With a very real chance of all 50 U.S. states banning texting while driving, there is confirmation that teen drivers, the target of the legislature, will not heed the rules. There is even a huge study that found that with the importance of phones to their lives, teens frequently discard cell phone rules when associated with driving.
The California Highway Patrol has ticketed 163,000 drivers since mid-2008. Still, they have issued only 1,400 texting citations since January, and this is with the police working hard to catch offenders.
"The handheld cell phone is relatively easy for us to spot, we can see when somebody has their phone up to their ear," CHP spokeswoman Fran Clader told Reuters. "But with the texting it's a little bit more of a challenge to catch them in the act, because we have to see it and if they are holding it down in their lap it's going to be harder for us to see."
In July, Democratic Senator Chuck Schumer initiated a bill that would require states to ban the activity or risk the loss federal highway monies. Since then, Senator Jay Rockefeller has presented a different bill that would enforce the ban through state grants.
In October President Barack Obama signed an executive order forbidding federal employees from using their cell phones, including texting, while driving. Transportation Secretary Ray LaHood wants to increase that regulation to bus drivers and truckers.

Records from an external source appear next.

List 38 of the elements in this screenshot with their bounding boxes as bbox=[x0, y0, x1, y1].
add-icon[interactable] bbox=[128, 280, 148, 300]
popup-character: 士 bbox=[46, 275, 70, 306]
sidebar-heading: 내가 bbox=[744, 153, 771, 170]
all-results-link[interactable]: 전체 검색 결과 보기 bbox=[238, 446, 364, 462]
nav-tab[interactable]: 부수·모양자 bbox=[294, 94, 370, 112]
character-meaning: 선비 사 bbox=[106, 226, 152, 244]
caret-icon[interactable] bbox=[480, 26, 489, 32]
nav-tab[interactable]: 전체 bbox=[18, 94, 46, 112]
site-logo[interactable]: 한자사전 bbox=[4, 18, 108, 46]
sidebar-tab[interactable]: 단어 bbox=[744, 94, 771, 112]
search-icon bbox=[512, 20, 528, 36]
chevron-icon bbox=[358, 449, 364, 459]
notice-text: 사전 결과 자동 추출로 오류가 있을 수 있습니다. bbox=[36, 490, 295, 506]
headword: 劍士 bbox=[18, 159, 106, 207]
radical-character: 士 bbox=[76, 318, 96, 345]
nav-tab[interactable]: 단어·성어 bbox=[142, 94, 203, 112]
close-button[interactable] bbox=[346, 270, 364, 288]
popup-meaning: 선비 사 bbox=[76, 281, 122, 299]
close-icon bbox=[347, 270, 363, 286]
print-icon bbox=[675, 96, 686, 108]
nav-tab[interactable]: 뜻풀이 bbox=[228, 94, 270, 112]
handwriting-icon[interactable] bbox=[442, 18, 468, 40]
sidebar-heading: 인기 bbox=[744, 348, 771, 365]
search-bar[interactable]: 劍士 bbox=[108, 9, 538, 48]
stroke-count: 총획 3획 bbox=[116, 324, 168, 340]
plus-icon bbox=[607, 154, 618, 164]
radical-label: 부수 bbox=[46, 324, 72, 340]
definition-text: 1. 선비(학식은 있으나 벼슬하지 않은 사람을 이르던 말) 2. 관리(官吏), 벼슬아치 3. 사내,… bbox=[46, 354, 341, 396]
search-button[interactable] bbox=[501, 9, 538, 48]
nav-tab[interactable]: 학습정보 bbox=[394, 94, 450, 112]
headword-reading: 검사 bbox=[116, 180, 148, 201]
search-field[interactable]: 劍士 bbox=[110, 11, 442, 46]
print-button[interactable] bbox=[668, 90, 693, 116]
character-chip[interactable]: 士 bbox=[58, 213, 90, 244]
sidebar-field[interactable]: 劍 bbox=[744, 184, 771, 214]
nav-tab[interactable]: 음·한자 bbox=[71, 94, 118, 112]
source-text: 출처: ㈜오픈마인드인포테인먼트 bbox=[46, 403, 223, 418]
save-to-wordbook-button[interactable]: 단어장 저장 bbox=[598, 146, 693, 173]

However, a heavily cited study from the Institute for Highway Safety discovered that cell phone use in North Carolina actually increased after the state banned was enforced. A different research project by the Automobile Club of Southern California found that texting while driving actually declined after the state's law began.
"What I would say is that texting and cell phone devices have become such a component of life for teens and for young people that it's hard for them to differentiate between doing something normal and doing something wrong," said Steven Bloch, research associate for the Automobile Club, to Reuters.